President Musharaf wants the Saarc to have some political teeth to settle the political disputes between the Saarc members. If that is not possible it should be able to make headway in the economic direction when regional economic pacts and Free Trade Area agreements are getting to be too common with the richest country in the world, the U.S. leading it in every area.
When Prime Minister Shaukat Aziz visited Sri Lanka some lankans raised the prospects of a common currency for the Saarc countries. That like the Euro is the ultimate in cooperation in the economic and political spheres.
Former Indian Prime Minister Atal Behari Vajpayee had earlier? spoken of a common currency for the Saarc region as he envisioned a great economic future for it. But while the people of the region and the businessmen want maximum economic cooperation the governments are cautious and prefer a step by step move.
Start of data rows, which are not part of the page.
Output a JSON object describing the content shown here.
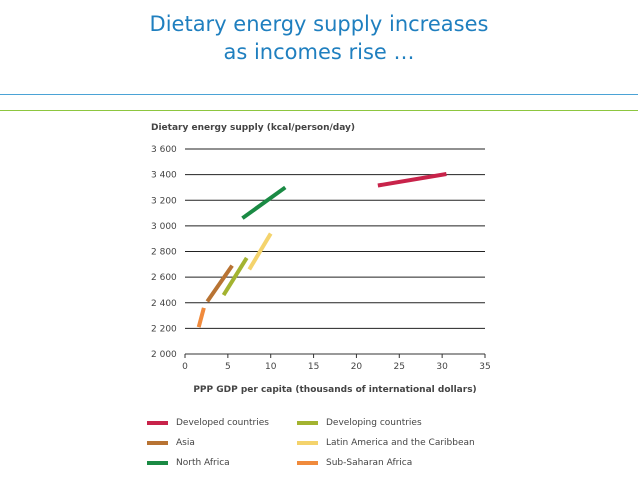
{
  "slide": {
    "title_line1": "Dietary energy supply increases",
    "title_line2": "as incomes rise …"
  },
  "colors": {
    "title": "#1f7fbf",
    "rule_blue": "#4ba3d6",
    "rule_green": "#8dc63f"
  },
  "chart_data": {
    "type": "line",
    "title": "",
    "ylabel": "Dietary energy supply (kcal/person/day)",
    "xlabel": "PPP GDP per capita (thousands of international dollars)",
    "xlim": [
      0,
      35
    ],
    "ylim": [
      2000,
      3600
    ],
    "xticks": [
      0,
      5,
      10,
      15,
      20,
      25,
      30,
      35
    ],
    "xtick_labels": [
      "0",
      "5",
      "10",
      "15",
      "20",
      "25",
      "30",
      "35"
    ],
    "yticks": [
      2000,
      2200,
      2400,
      2600,
      2800,
      3000,
      3200,
      3400,
      3600
    ],
    "ytick_labels": [
      "2 000",
      "2 200",
      "2 400",
      "2 600",
      "2 800",
      "3 000",
      "3 200",
      "3 400",
      "3 600"
    ],
    "grid": true,
    "series": [
      {
        "name": "Developed countries",
        "color": "#c8234a",
        "x": [
          22.5,
          30.5
        ],
        "y": [
          3315,
          3405
        ]
      },
      {
        "name": "Developing countries",
        "color": "#a3b330",
        "x": [
          4.5,
          7.2
        ],
        "y": [
          2460,
          2750
        ]
      },
      {
        "name": "Asia",
        "color": "#b87333",
        "x": [
          2.6,
          5.5
        ],
        "y": [
          2410,
          2690
        ]
      },
      {
        "name": "Latin America and the Caribbean",
        "color": "#f4d36c",
        "x": [
          7.5,
          10.0
        ],
        "y": [
          2660,
          2940
        ]
      },
      {
        "name": "North Africa",
        "color": "#1a8a44",
        "x": [
          6.7,
          11.7
        ],
        "y": [
          3060,
          3300
        ]
      },
      {
        "name": "Sub-Saharan Africa",
        "color": "#f08a3c",
        "x": [
          1.6,
          2.2
        ],
        "y": [
          2210,
          2360
        ]
      }
    ]
  }
}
Meanwhile the fourth session of the council of the Saarc Commerce Ministers has come to an end in Islamabad on a positive note as the delegates say. They discussed all the trade and related issues and if they could not agree on the details of the four agreements under Safta that is not surprising.
Forming Free Trade Areas and making them a success is not an easy task. Disagreements will crop up at the initial stage, more so when a few countries in the alliance are too big and a few too small.
The ministers have rightly agreed to adopt a common approach to WTO as its next ministerial meeting at Hong Kong. They have also decided to raise the status of Saarc to be at par with other commercial blocs in the world.
The ministers have also proposed the study group to promote bi- lateral economic cooperation between Saarc members. The ministers have proposed Saarc Infrastructure Fund, the details of which remain to be settled. The fund has to be large enough to fulfil its objectives and may use foreign assistance for the purpose.
Earlier the businessmen of Pakistan were opposing large scale trade with India particularly those from the north as they feared they would be gobbled up by the more developed economy of India and its shrewd businessmen with their mass production. But now they want to trade with India as they can get cheap machine parts and chemicals from India for their textile industry. And they see the advantages of peace with India after conceding the horrors of war and they utter futility.
They are now not afraid of the competition from India as they face greater challenge from China and in fact many other countries of the world under the WTO regime. And the younger generation of Pakistani businessmen are more enterprising and adventurous and are ready to take on India commercially and forego a part of their large profits.